Kyrie Irving Laments Stephen Curry Moon Landing Controversy

Kyrie Irving found the brouhaha over Stephen Curry‘s ill-fated joke about the moon landing being fake bothersome.

Irving says such incidents make it hard for athletes to speak their minds.

Curry vowed to take up NASA on their offer to visit their lunar lab in Houston.

Per the Boston Herald:

“I hate it has to be a subject of something like that where we’ve been taught science, taught in our classroom certain things, and then you get older and you start coming into things you have questions about,” he said. “It’s natural to do that as an adult, as a kid, anything like that. Sometimes I feel like even myself, you can speak ahead of yourself, whether or not you believe it or not, and you end up getting caught because you’re on this false platform of a thing where you’re not even a human being anymore.

“You’re now extrapolated for all the information that you know and think, and now you have to fit a mold of something that you’re clearly not,” said Irving. “You’re more than just a basketball player that puts it in the hoop, and they subject you to being just that. It’s a little unfair at times. Obviously we’re not as educated in terms of schooling, in terms of knowledge of going to school and university as everyone.”

Irving admitted that moments like Curry’s moon comment, or his own flat earth moment, can be preserved beyond normal shelf life thanks to social media.

“Look at what social media has done nowadays. I don’t like to say anything on Twitter, but one thing someone says with a check next to their name is the biggest thing going,” he said. “Nothing is really original. It’s just history repeating itself all over again. We’ve had people in history say some things that they believe and they’ve stuck with their whole entire lives, whether they be prominent individuals in society or not.

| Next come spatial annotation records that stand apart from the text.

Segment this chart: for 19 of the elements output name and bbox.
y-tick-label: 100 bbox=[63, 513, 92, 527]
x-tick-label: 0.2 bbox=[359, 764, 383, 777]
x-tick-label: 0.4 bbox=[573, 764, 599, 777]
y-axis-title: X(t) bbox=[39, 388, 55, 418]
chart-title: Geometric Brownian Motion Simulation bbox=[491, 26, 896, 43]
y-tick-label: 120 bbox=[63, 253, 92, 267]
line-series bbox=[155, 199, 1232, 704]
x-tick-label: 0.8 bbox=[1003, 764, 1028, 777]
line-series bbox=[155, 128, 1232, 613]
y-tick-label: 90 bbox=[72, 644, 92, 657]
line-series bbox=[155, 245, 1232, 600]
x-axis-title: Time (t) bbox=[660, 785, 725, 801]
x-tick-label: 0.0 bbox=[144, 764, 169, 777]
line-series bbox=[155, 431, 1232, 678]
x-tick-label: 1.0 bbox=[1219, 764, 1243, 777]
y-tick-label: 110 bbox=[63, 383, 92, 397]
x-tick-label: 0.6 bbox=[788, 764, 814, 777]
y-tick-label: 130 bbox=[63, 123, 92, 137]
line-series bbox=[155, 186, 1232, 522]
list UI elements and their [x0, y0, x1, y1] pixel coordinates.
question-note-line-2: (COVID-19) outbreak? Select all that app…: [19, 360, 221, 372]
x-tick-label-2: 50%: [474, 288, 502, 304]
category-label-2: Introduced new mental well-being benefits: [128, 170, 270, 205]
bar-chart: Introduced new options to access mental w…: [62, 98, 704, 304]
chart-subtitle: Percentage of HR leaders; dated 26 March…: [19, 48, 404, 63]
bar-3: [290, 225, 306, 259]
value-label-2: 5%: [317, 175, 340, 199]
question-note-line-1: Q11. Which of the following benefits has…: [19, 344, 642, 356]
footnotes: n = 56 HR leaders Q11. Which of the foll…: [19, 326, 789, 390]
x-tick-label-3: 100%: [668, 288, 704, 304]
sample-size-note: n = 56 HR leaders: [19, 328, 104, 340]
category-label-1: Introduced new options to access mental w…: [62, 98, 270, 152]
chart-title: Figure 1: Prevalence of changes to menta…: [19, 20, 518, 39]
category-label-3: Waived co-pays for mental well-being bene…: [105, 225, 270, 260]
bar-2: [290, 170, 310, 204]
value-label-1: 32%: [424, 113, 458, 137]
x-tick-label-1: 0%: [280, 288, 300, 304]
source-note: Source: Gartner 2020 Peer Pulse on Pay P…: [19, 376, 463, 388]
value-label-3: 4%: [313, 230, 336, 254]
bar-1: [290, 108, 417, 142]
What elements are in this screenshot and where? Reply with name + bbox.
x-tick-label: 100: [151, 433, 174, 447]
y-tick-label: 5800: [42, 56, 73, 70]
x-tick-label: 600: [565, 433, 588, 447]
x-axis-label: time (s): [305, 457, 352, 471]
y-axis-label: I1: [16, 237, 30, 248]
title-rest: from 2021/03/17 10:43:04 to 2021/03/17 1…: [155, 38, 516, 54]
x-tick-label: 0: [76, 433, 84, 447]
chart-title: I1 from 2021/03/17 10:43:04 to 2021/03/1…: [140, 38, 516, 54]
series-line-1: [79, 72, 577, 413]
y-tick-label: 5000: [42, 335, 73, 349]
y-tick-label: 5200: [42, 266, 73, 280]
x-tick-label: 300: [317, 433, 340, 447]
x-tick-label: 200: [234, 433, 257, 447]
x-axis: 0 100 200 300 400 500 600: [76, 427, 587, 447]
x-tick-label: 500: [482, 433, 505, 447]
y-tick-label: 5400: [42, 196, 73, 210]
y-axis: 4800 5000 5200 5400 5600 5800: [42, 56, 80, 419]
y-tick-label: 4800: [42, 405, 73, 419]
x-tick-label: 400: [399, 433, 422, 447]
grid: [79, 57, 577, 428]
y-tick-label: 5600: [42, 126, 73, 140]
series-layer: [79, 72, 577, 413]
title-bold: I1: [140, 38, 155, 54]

“I try to not pay attention to that mold at all. I try not to pay attention to whether it is insulting or not. I don’t live my life based on biases or judgments,” he said. “It’s society, though. We live in America where people say (expletive deleted) all the time about one another. It’s mean, bad, kids see it, everyone gets a piece of it. Then it’s the next story, the next thing that is coming out of someone’s mouth. There’s world hunger going on, there’s political things going on, there’s so many higher things going on in the totem pole of society that matter to human beings. But, hey, Steph Curry says he doesn’t believe in the moon. It’s on CNN and they say that we’re just jocks. We’re just athletes. But it’s on your channel. So you know what I mean? Like we’re that but you don’t want us to be that. So whoever you is, then I don’t know what that mold is you want me to be in.”